Entrevista:O Estado inteligente

domingo, janeiro 01, 2006

CLÓVIS ROSSI Pesadelo de ano novo

FOLHA
SÃO PAULO
- Tive um pesadelo horrível a noite passada: sonhei que estava escalado para, daqui a exatamente um ano, cobrir a posse do novo presidente (ou do "velho" presidente, se Lula for reeleito).
Aliás, por falar em "velho", é impressionante como em meros três anos de gestão, Lula passou de novidade a obsoleto.
Seja Lula seja outro, cobrir posse passou a ser um martírio indizível. Já é um porre ter que viajar para Brasília ou na noite de virada do ano ou na manhã do feriado universal de 1º de janeiro. Se a viagem, ainda por cima, destina-se a participar de um teatro no qual você não acredita minimamente, então é castigo.

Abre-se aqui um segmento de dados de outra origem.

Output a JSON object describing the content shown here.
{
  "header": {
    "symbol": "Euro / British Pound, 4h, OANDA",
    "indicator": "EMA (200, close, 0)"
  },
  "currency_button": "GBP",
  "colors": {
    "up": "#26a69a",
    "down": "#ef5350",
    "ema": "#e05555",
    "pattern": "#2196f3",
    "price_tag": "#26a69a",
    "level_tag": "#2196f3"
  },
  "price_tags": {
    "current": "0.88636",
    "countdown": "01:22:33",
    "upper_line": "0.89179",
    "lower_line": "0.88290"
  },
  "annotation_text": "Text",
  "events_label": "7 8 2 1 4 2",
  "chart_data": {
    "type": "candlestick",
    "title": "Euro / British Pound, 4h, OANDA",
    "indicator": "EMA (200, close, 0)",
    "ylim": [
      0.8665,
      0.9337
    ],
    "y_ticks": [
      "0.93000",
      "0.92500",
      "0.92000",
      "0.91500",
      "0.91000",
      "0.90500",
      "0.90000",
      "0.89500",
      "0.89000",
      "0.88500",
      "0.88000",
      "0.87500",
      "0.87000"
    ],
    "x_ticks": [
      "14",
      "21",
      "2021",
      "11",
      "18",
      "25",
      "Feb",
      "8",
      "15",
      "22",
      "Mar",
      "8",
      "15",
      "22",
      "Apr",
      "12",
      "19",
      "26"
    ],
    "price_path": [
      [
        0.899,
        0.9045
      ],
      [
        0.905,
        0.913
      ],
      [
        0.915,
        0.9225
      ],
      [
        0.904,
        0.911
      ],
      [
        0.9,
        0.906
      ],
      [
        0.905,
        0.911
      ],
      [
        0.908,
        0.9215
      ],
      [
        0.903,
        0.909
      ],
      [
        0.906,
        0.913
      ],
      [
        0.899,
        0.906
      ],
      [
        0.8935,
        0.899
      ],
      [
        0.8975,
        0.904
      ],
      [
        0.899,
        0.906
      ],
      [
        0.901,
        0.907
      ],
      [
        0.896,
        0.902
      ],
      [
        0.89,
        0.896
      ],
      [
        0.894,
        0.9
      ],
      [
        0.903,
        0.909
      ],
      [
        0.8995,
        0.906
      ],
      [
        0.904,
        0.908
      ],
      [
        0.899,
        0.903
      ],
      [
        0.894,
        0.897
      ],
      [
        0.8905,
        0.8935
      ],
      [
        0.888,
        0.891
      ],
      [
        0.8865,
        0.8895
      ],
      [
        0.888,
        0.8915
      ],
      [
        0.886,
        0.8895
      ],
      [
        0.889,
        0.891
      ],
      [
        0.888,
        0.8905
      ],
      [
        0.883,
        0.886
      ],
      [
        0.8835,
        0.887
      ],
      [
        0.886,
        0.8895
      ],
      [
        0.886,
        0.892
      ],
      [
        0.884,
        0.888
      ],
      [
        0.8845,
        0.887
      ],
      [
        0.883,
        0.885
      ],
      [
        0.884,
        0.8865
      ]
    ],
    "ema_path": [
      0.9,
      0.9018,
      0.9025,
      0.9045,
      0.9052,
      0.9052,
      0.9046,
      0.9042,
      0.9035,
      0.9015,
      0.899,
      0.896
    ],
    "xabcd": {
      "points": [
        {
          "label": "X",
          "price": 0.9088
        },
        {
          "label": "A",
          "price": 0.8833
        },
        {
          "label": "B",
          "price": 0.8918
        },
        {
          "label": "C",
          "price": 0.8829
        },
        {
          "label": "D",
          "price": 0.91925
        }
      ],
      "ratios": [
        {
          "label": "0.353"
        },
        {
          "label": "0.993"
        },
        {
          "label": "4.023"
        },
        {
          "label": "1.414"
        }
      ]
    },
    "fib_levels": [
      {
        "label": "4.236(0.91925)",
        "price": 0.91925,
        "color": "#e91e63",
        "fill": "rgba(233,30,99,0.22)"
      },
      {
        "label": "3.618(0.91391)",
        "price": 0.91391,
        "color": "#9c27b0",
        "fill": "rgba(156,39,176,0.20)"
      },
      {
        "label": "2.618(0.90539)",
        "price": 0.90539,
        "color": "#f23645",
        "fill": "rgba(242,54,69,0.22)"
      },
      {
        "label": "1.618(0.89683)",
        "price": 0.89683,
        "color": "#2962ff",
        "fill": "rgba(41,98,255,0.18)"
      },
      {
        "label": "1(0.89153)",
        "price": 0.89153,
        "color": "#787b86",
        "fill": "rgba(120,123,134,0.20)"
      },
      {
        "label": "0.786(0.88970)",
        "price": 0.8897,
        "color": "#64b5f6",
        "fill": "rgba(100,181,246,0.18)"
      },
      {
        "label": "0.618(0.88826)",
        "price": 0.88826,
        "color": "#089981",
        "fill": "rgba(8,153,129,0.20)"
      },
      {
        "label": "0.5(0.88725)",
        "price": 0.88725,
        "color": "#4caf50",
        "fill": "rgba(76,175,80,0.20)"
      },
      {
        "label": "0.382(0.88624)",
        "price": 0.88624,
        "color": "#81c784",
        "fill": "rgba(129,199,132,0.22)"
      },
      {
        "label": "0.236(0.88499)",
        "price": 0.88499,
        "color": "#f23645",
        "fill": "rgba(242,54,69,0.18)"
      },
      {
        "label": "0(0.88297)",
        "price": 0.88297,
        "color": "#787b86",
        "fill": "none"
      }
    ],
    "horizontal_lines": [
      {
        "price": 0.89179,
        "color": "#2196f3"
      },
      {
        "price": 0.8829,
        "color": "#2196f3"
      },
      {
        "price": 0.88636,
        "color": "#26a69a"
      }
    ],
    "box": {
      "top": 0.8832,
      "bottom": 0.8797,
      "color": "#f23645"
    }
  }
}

Aprendi a não acreditar com o passar do tempo. Posses presidenciais, aqui ou no exterior, fazem parte de meu cardápio profissional desde, salvo erro de memória, a do general Médici, em 1969. Primeiro, como editor, ao lado de valiosos companheiros. Tinha a vantagem de não precisar viajar a Brasília (e, além disso, a posse era em março, não em janeiro). Mas o teatro desfilava diante dos olhos o tempo todo.

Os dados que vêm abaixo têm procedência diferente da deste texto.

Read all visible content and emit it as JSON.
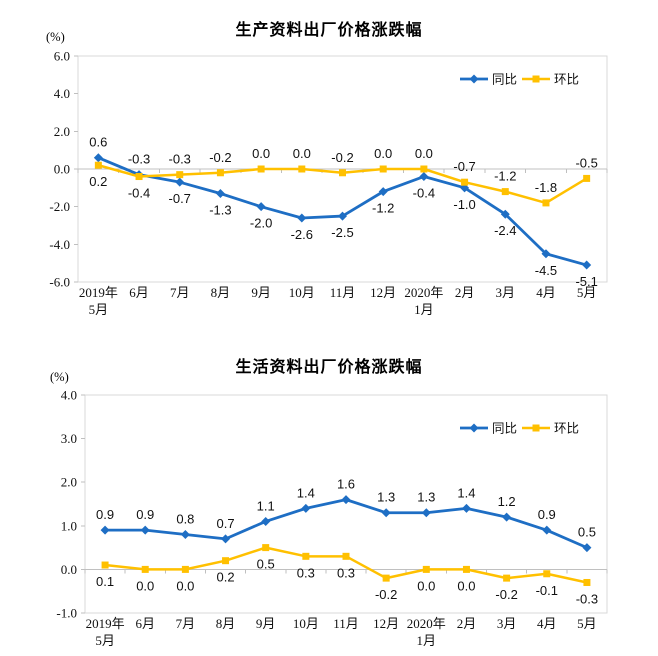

Aí, invariavelmente, alguém definia alguma posse, mesmo a mais chinfrim, como "histórica". E toca a dar ao teatro que é cada ato desse tipo uma solenidade que a história, a verdadeira, demonstraria depois ser imerecida.
Houve, sim, momentos de fato históricos, mas, quando se viu pouca coisa desse mundo do poder, quase tudo realmente parece histórico. Quem viu todas as posses que queria e tantas que preferia não ter visto, aí quase nada é de fato histórico.
Chega-se a uma fase em que o ceticismo, instrumento essencial para a profissão, passa a ter uma relação carnal com o cinismo.
É difícil conversar ou até ver em ação os tipos políticos atuais, com raríssimas exceções, com o respeito mínimo necessário para não tratar do teatro com deboche.
Feliz, pois, 2006, que ainda não é ano de posse.